Heh.. Wierzcie mi.. (Ty Detoxie szczególnie :) ) To naprawdę nie jest takie trudne! (Nie taki diabeł starszny (jak go umalują)).
Wyobraźcie sobie że przed kilkoma dniami naszła mnie nieodparta chęć zrobienia czegoś "nietuzinkowatego". Po kilku godzinach rozmyślań, co tak naprawdę ogło by mi się przydać, wybór padł na sprzętowy termometr z termostatem monitorujący temperaturę µP i regulujący pracę wentyklatorów.
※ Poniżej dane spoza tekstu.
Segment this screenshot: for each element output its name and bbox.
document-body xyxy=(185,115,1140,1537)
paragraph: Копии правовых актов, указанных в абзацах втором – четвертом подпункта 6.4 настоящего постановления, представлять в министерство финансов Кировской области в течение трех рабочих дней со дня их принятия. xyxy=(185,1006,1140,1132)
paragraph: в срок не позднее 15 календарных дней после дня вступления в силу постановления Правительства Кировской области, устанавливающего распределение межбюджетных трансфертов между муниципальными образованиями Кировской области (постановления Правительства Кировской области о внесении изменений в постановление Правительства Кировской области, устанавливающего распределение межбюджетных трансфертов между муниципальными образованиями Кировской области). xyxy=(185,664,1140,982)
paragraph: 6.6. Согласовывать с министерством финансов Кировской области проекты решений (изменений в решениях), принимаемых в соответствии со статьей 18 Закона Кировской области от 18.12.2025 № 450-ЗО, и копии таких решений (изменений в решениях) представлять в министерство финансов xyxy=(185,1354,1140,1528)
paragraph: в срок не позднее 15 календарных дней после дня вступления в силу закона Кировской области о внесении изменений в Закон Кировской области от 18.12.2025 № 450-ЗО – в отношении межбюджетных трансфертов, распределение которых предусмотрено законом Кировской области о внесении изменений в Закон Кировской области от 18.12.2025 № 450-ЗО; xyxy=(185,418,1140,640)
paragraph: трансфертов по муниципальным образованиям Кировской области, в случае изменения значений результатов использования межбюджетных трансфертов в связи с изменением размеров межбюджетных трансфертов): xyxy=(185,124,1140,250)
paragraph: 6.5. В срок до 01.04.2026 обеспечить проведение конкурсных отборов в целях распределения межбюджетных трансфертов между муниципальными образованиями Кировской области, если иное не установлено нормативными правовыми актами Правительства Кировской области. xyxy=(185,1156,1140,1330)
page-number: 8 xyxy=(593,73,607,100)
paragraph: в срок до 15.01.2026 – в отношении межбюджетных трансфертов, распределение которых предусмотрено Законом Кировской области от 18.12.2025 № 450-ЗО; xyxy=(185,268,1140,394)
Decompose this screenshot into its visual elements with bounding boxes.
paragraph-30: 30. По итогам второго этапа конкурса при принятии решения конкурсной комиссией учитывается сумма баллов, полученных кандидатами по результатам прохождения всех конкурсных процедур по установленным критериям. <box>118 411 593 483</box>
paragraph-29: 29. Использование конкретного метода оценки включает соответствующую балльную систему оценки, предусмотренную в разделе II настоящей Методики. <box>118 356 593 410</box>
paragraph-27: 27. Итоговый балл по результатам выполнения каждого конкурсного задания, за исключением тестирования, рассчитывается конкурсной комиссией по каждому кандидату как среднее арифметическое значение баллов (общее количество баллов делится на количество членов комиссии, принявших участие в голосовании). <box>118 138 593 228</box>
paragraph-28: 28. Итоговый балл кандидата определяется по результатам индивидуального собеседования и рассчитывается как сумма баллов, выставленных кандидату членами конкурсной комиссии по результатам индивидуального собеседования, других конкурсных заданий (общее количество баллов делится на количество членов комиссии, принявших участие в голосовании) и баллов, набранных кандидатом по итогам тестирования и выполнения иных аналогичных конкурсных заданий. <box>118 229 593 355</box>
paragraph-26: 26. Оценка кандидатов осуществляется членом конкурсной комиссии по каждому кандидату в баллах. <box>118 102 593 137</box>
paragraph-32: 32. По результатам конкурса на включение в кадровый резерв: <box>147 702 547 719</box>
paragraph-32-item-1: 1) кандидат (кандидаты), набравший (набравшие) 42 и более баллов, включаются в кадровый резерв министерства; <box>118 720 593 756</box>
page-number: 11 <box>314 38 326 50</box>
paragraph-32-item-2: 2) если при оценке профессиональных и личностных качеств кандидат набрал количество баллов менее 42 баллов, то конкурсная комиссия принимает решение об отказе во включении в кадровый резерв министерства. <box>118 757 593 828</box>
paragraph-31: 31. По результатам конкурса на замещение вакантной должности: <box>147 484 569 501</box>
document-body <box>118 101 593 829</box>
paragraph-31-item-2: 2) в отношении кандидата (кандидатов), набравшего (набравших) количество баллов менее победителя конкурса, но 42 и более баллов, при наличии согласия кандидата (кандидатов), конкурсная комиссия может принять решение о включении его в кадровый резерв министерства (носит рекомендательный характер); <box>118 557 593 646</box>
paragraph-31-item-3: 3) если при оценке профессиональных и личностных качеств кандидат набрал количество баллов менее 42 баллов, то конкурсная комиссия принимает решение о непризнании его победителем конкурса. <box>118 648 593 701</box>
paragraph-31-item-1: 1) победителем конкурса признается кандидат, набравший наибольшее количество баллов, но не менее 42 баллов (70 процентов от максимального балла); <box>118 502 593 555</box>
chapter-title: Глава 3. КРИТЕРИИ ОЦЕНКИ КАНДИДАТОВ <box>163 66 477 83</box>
No to do roboty! - pomyślałem, a jak już pomyślałem - to się zabrałem. Odpaliłem Google w poszukiwaniu jakiegoś czujnika temperatury. Ku mojemu zaskoczeniu okazało się że najprostrzym i najtańszym elementem będzie zwykła dioda z serii 1N. Diaoda ta, zmienia swoją rezystancję gdy zmienia się jej temperatura. Następnie trzeba było przygotować omomierz, a że jestem technikiem elektronikiem (w terori) wypór padł na omomierz cyfrowy. Z jego budową nie było problemów, ponieważ cały układ oparłem na dwóch scalakach - przetworniku A/C (który przetwarza podane napięcie wejścia na kod binarny), oraz dekoder kodu binarnego na język który "rozumieją" siedmiosegmentowe wyświetlacze LED. Dwa potencjometry "wrzucone" do układu służą do jego kalibracji.
Układ po zmontowaniu - ku mej uciesze i wielkiemu zdziwieniu działał bez problemów! Lecz nie był bym sobą gdybym nie kombinował dalej. Po dołączeniu do układu przerzutnika R/S (taka pamięć jednobitowa :) ), timera NE555 i dodaniu jeszcze jednego modułu czujnika z potencjometrami otrzymałem cyfrowy termometr (dwupunktowy) który naprzemian wyświetla temperaturę na µP i wewnątrz obudowy (z dokładnością do 0.5 ºC)
Cała operacja łącznie z czasem projektowania zajęła mi około 10 godzin.
Do czego zmierzam : otóż nigdy nie uważałem się za speca w tej dziedzinie (bo nim nie jestem), a jednak w chwilach weny potrafię coś stworzyć. Bo to nie jest takie trudne. Polecam myślenie i trochę uporu.